- movie poster
- Directed by: Mahesh Babu
- Screenplay by: Mahesh Babu
- Story by: Janardhana Maharshi
- Produced by: Aditya Babu
- Starring: Shiva Rajkumar Surveen Chawla Sonu
- Cinematography: Venus Moorthy
- Edited by: M Verman
- Music by: V. Harikrishna
- Production company: Adithya Arts MCL
- Release date: 5 December 2008;
- Country: India
- Language: Kannada

= Paramesha Panwala =

2008 film by Mahesh Babu

Paramesha Panwala is a 2008 Kannada-language film directed by Mahesh Babu, and produced by Aditya Babu, whilst the music was composed by V. Harikrishna. The film stars Shiva Rajkumar and Surveen Chawla in her debut as actress. It was released nationwide on 5 December 2008. The movie was criticized to be a hotchpotch of 2 Kannada films – Bombaat and Bindaas which were also penned by Janardhana Maharshi and themselves criticized to be based on Telugu movies.

== Synopsis ==
Paramesha dearly loves his sister and would turn the world upside down for her happiness. When a local gangster vows to kill his sister's husband, Paramesha is willing to stop him at all costs.

==Music==
The film has five songs composed by V. Harikrishna with the lyrics written by V. Nagendra Prasad and Kaviraj.

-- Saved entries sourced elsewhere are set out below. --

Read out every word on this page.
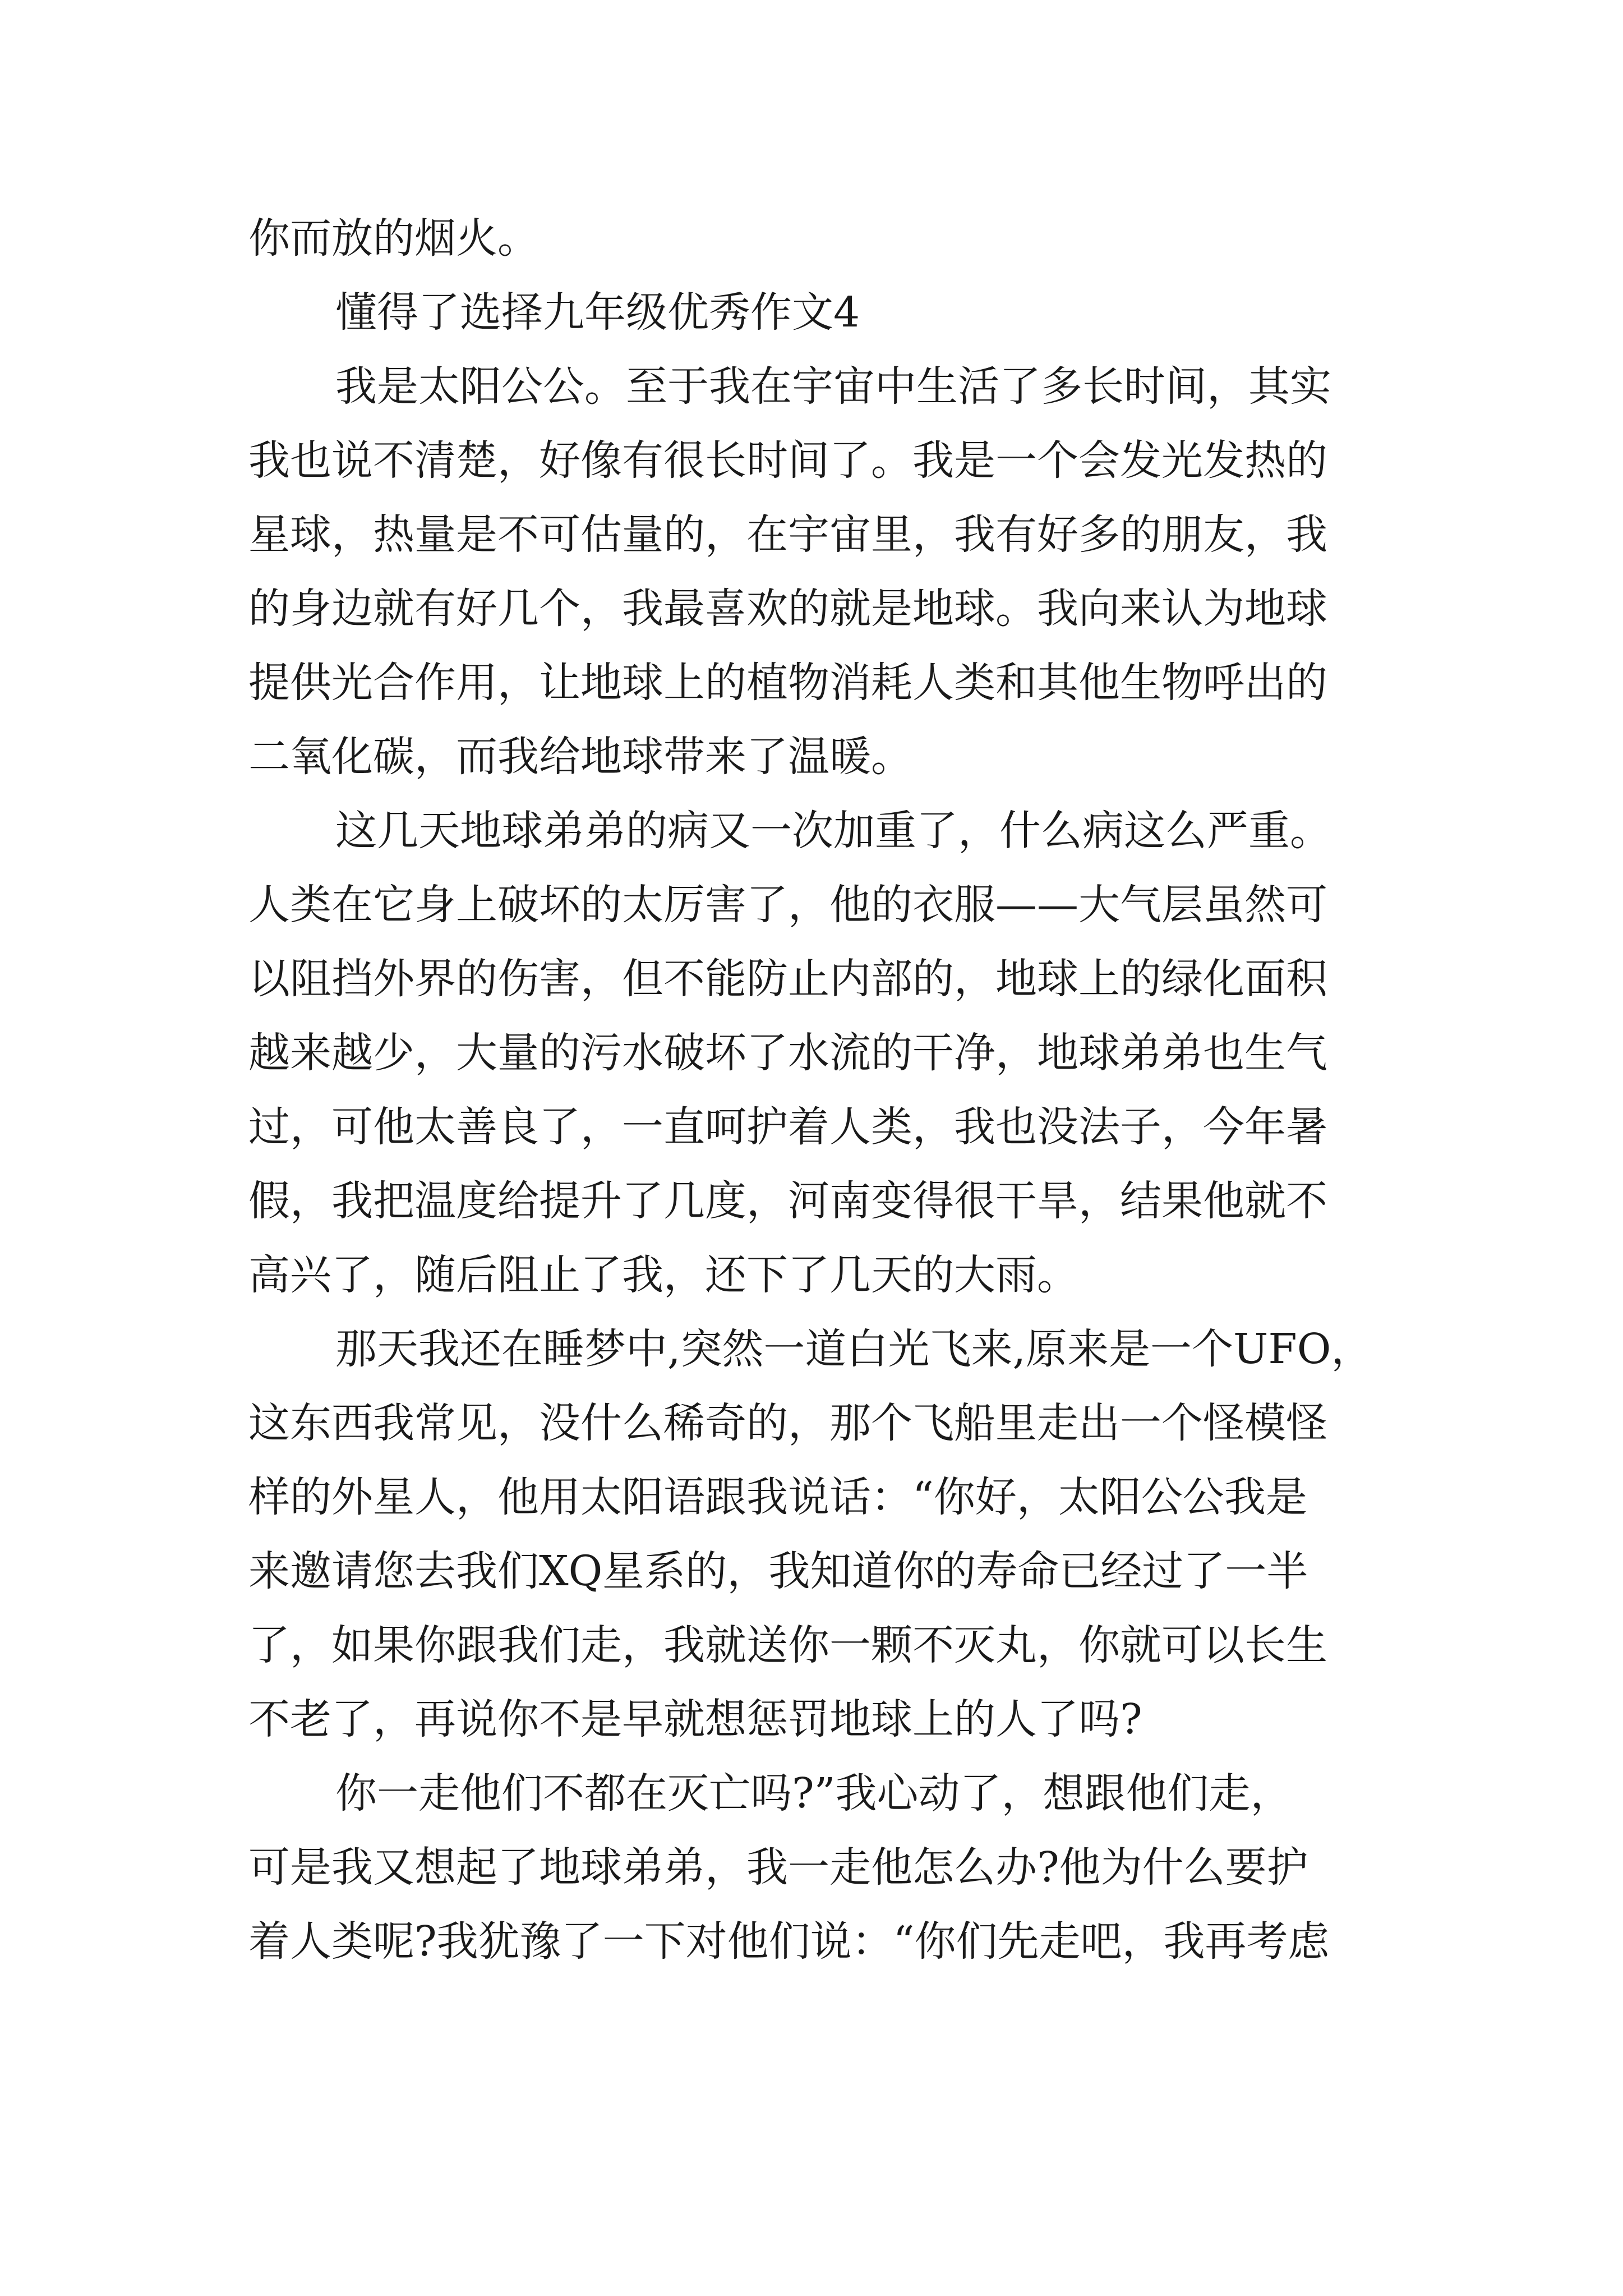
你而放的烟火。
懂得了选择九年级优秀作文4
我是太阳公公。至于我在宇宙中生活了多长时间，其实
我也说不清楚，好像有很长时间了。我是一个会发光发热的
星球，热量是不可估量的，在宇宙里，我有好多的朋友，我
的身边就有好几个，我最喜欢的就是地球。我向来认为地球
提供光合作用，让地球上的植物消耗人类和其他生物呼出的
二氧化碳，而我给地球带来了温暖。
这几天地球弟弟的病又一次加重了，什么病这么严重。
人类在它身上破坏的太厉害了，他的衣服——大气层虽然可
以阻挡外界的伤害，但不能防止内部的，地球上的绿化面积
越来越少，大量的污水破坏了水流的干净，地球弟弟也生气
过，可他太善良了，一直呵护着人类，我也没法子，今年暑
假，我把温度给提升了几度，河南变得很干旱，结果他就不
高兴了，随后阻止了我，还下了几天的大雨。
那天我还在睡梦中,突然一道白光飞来,原来是一个UFO，
这东西我常见，没什么稀奇的，那个飞船里走出一个怪模怪
样的外星人，他用太阳语跟我说话：“你好，太阳公公我是
来邀请您去我们XQ星系的，我知道你的寿命已经过了一半
了，如果你跟我们走，我就送你一颗不灭丸，你就可以长生
不老了，再说你不是早就想惩罚地球上的人了吗?
你一走他们不都在灭亡吗?”我心动了，想跟他们走，
可是我又想起了地球弟弟，我一走他怎么办?他为什么要护
着人类呢?我犹豫了一下对他们说：“你们先走吧，我再考虑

| No. | Title | Lyrics | Singer(s) | Length |
|---|---|---|---|---|
| 1. | "Dil Dhadak Dhadak" | V. Nagendra Prasad | Sonu Nigam, Anuradha Bhat | 5:14 |
| 2. | "Saavira Saavira Janma" | Kaviraj | Kunal Ganjawala, Shravya | 4:25 |
| 3. | "Sum Sumke" | V. Nagendra Prasad | S. P. Balasubrahmanyam, Shamita Malnad | 4:54 |
| 4. | "Madaraasu Aisa" | V. Nagendra Prasad | Shankar Mahadevan | 5:38 |
| 5. | "Tuntaraama Puttaraama" | V. Nagendra Prasad | Udit Narayan, K. S. Chithra | 4:42 |

==Reception==
This movie did not fare well at the box office.

=== Critical response ===
R. G. Vijayasarathy of Rediff.com scored the film at 2.5 out of 5 stars and wrote "Shivaraj Kumar is lively and dances very well in the film. But it is Rao and Sadhu who walk away with the honours. The film's other comedian Sharan has limited scope. Heroine Surveen Chawla looks good in dance sequences. Ashish Vidyarthi, as the villain, is monotonous. PP is sans logic but is still an enjoyable fare".